Mamdani’s Economic Warfare
New York Mayor Mamdani continues to wage a war against American independence.
The latest salvo? Bodegas. New York City has 13,000 or more of these mom-and-pop grocery stores. Unlike chain grocery stores with large parking lots in the suburbs, bodegas are small-scale, neighborhood retailers.
Mamdani’s plan to introduce massive government-run box stores could cripple businesses and raise prices by killing off bodegas. According to the Wall Street Journal, one of those grocery mega-marts would open where five bodegas already operate within a two-block radius—and taxpayers would be funding this economic devastation.
Another attack on American independence is Mamdani’s on-and-off threats this spring to raise property taxes by as much as 9.5%. As The New York Times and others have reported, this may have been a shakedown racket to get the state government in Albany to subsidize New York City’s massive debt. Mamdani could claim credit for balancing the budget by getting taxpayers outside New York City to fund his socialist dreams for the city.
At the heart of Mamdani’s war against American independence is an assault on private property.
New York City Councilwoman Vickie Palladino provides a thoughtful analysis of this phenomenon for Tablet Magazine. She writes that the first step is to “weaponize” the city’s Department of Buildings and “begin writing as many violations against landlords as possible in order to bolster the city’s efforts to justify a seizure” of the property.
Then, “The seized properties will be transferred to ideological and financial allies.” This is called the “7A Process,” which “allows a housing judge to potentially appoint a nonprofit to take over the management of a troubled building.”
A nonprofit? Imagine a situation where the mayor of your city hires professional activists as part-time canvassers to go through neighborhoods and look for ways to seize private property under the guise of landlord neglect. This is a tactic of Mamdani’s “Block by Block” and “Bad Landlord” campaigns. Then, using legal mechanisms to seize the property due to health and safety violations, the mayor hands it off to a so-called “nonprofit” to manage. Palladino writes, “These would undoubtedly be Mamdani’s ideological allies on the far Left.”
This would be a huge transfer of resources away from owners and into the hands of activists. Indeed, Palladino argues that the equity from the seized property could then be leveraged to fund war chests for other anti-private property, anti-business, and political campaigns. The amount of money they could call on from New York City’s seized property assets would be staggering.

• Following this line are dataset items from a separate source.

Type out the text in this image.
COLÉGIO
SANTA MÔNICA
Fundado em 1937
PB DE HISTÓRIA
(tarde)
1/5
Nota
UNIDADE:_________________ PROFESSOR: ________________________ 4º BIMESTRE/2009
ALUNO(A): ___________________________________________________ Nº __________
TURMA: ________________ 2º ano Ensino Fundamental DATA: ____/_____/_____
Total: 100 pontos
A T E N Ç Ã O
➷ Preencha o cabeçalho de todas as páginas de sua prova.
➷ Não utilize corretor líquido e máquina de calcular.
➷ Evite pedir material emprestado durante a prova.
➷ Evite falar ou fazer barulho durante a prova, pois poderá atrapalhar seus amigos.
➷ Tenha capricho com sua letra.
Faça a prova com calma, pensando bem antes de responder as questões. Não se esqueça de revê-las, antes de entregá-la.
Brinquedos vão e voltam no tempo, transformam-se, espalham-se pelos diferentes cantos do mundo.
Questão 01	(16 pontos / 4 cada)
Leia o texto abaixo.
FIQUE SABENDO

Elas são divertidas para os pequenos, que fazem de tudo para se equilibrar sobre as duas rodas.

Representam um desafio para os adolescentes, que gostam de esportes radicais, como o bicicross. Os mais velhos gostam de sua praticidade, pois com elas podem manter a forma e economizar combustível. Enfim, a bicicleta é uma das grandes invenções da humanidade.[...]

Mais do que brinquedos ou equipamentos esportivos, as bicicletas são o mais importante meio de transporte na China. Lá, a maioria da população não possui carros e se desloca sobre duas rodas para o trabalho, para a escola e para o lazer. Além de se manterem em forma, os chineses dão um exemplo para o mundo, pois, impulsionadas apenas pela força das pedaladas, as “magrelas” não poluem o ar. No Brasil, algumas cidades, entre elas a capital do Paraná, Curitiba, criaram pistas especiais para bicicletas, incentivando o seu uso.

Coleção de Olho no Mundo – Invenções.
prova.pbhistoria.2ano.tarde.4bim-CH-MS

American independence is rooted, in part, in limited government and equal opportunities for citizens to own property, make their own financial decisions, innovate, and take risks without the overwhelming power of the administrative state.
The opposite is happening in New York City, and we’ve seen it happen in Seattle, Minneapolis, and elsewhere.
This is ideological warfare, and it pits radical elites against the little guy. No one represents the American dream better than the mom-and-pop bodega rooted in a local neighborhood. Bodega owners know what it means to provide excellent customer service, pay employees, manage changing prices and conditions, and face all the challenges and thrills of independent, honest business.
This is what is at stake as the Mamdani regime continues to wage a war against American freedom and free enterprise. And the fact that the mayor is targeting small businesses with extinction just adds to the insult and injury. This is about much more than bodegas and local businesses. This is really about economic warfare in the name of Democratic Socialism.